You are given an array of intervals where each interval has a start and end value. Your task is:
Remove the minimum number of intervals so that the remaining intervals do not overlap.
Return the minimum number of intervals that must be removed.
Example:
Input: [[1,2],[2,3],[3,4],[1,3]] Output: 1 Explanation: Removing [1,3] lets others coexist.
Another example:
Input: [[1,2],[1,2],[1,2]] Output: 2
Problem Understanding
Two intervals overlap if:
next.start < previous.end
We want the maximum number of intervals that can stay without overlapping, so that removals are minimized.
If we determine how many intervals can remain without overlapping, then:
minimum removals = total intervals − non-overlapping intervals
Logic Explained in Simple English
The key idea:
To keep as many intervals as possible, always keep the one that ends first.
Why?
- An interval that ends earlier leaves more room for upcoming intervals
- This is a classic greedy scheduling principle
- Sorting by end time ensures maximum future compatibility
So the plan:
- Sort intervals by end value
- Keep track of the end of the last chosen interval
- Walk through intervals:
- If current interval does NOT overlap → keep it and update
lastEnd - If it overlaps → we skip it (meaning we would remove it)

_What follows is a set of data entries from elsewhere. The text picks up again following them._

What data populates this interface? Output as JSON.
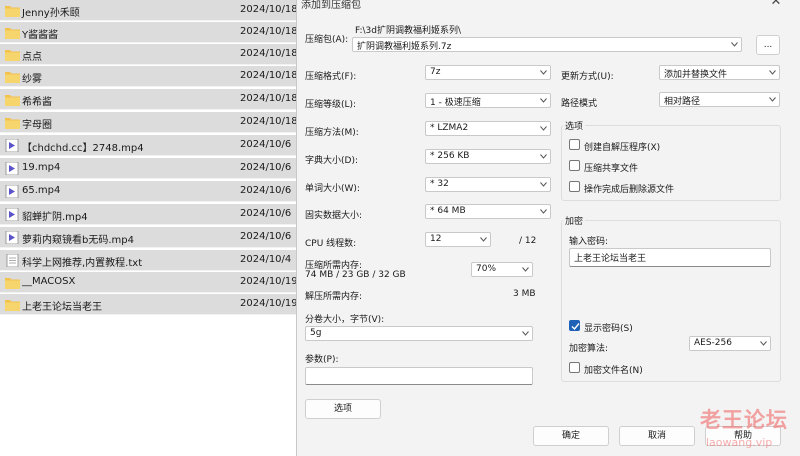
{
  "files": [
    {
      "name": "Jenny孙禾颐",
      "date": "2024/10/18",
      "type": "folder"
    },
    {
      "name": "Y酱酱酱",
      "date": "2024/10/18",
      "type": "folder"
    },
    {
      "name": "点点",
      "date": "2024/10/18",
      "type": "folder"
    },
    {
      "name": "纱雾",
      "date": "2024/10/18",
      "type": "folder"
    },
    {
      "name": "希希酱",
      "date": "2024/10/18",
      "type": "folder"
    },
    {
      "name": "字母圈",
      "date": "2024/10/18",
      "type": "folder"
    },
    {
      "name": "【chdchd.cc】2748.mp4",
      "date": "2024/10/6",
      "type": "video"
    },
    {
      "name": "19.mp4",
      "date": "2024/10/6",
      "type": "video"
    },
    {
      "name": "65.mp4",
      "date": "2024/10/6",
      "type": "video"
    },
    {
      "name": "貂蝉扩阴.mp4",
      "date": "2024/10/6",
      "type": "video"
    },
    {
      "name": "萝莉内窥镜看b无码.mp4",
      "date": "2024/10/6",
      "type": "video"
    },
    {
      "name": "科学上网推荐,内置教程.txt",
      "date": "2024/10/4",
      "type": "text"
    },
    {
      "name": "__MACOSX",
      "date": "2024/10/19",
      "type": "folder"
    },
    {
      "name": "上老王论坛当老王",
      "date": "2024/10/19",
      "type": "folder"
    }
  ],
  "dialog": {
    "title": "添加到压缩包",
    "archive_label": "压缩包(A):",
    "archive_path": "F:\\3d扩阴调教福利姬系列\\",
    "archive_name": "扩阴调教福利姬系列.7z",
    "browse_label": "...",
    "format_label": "压缩格式(F):",
    "format_value": "7z",
    "level_label": "压缩等级(L):",
    "level_value": "1 - 极速压缩",
    "method_label": "压缩方法(M):",
    "method_value": "* LZMA2",
    "dict_label": "字典大小(D):",
    "dict_value": "* 256 KB",
    "word_label": "单词大小(W):",
    "word_value": "* 32",
    "solid_label": "固实数据大小:",
    "solid_value": "* 64 MB",
    "threads_label": "CPU 线程数:",
    "threads_value": "12",
    "threads_total": "/ 12",
    "mem_label": "压缩所需内存:",
    "mem_detail": "74 MB / 23 GB / 32 GB",
    "mem_percent": "70%",
    "decomp_mem_label": "解压所需内存:",
    "decomp_mem_value": "3 MB",
    "split_label": "分卷大小，字节(V):",
    "split_value": "5g",
    "params_label": "参数(P):",
    "params_value": "",
    "options_button": "选项",
    "update_label": "更新方式(U):",
    "update_value": "添加并替换文件",
    "pathmode_label": "路径模式",
    "pathmode_value": "相对路径",
    "options_group": "选项",
    "opt_sfx": "创建自解压程序(X)",
    "opt_shared": "压缩共享文件",
    "opt_delete": "操作完成后删除源文件",
    "enc_group": "加密",
    "enc_password_label": "输入密码:",
    "enc_password_value": "上老王论坛当老王",
    "show_password": "显示密码(S)",
    "enc_method_label": "加密算法:",
    "enc_method_value": "AES-256",
    "enc_filenames": "加密文件名(N)",
    "ok_button": "确定",
    "cancel_button": "取消",
    "help_button": "帮助"
  },
  "watermark": {
    "site": "老王论坛",
    "url": "laowang.vip"
  },
  "colors": {
    "checkbox_accent": "#1e62b8",
    "folder": "#f2c14e",
    "video": "#5b54c9",
    "watermark": "#f06a6a"
  }
}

- If current interval does NOT overlap → keep it and update
- Count how many we skip → that’s the answer
This way we avoid overlap while removing the fewest intervals.
Step-by-Step Approach
- If intervals list is empty, return 0
- Sort intervals by ascending end time
- Set
count = 0(number removed) - Track
prevEnd = intervals[0].end - Loop through remaining intervals:
- If interval.start < prevEnd → overlap → increment
count - Else → update prevEnd to interval.end
- If interval.start < prevEnd → overlap → increment
- Return
count
Java Implementation
class Solution {
public int eraseOverlapIntervals(int[][] intervals) {
if (intervals.length == 0) {
return 0;
}
Arrays.sort(intervals, (a, b) -> Integer.compare(a[1], b[1]));
int removals = 0;
int prevEnd = intervals[0][1];
for (int i = 1; i < intervals.length; i++) {
if (intervals[i][0] < prevEnd) {
removals++;
} else {
prevEnd = intervals[i][1];
}
}
return removals;
}
}
Dry Run Example
Input:
[[1,2],[2,3],[3,4],[1,3]]
Step 1 — Sort by end time
Sorted:
[1,2], [1,3], [2,3], [3,4]
Step 2 — Process intervals
Start:
prevEnd = 2 removals = 0
Check [1,3]:
1 < 2 → overlaps → removals = 1 (prevEnd unchanged)
Check [2,3]:
2 < 2 → NO overlap → prevEnd = 3
Check [3,4]:
3 < 3 → NO overlap → prevEnd = 4
Final result:
removals = 1
Output:
1
Time and Space Complexity
Time Complexity
O(n log n)
Due to sorting — traversal is linear.
Space Complexity
O(1)
Sorting done in place.
Common Mistakes and How to Avoid Them
Mistake 1: Sorting by start time
Sorting by start time does NOT guarantee minimal removals.
Mistake 2: Removing longest interval instead of earliest-ending
Greedy must prioritize shortest end.
Mistake 3: Misidentifying overlap
Overlap rule:
current.start < prev.end
Mistake 4: Trying dynamic programming
DP works but is unnecessary and slower.
Mistake 5: Thinking touching intervals overlap
Intervals such as [1,2] and [2,3] do not overlap.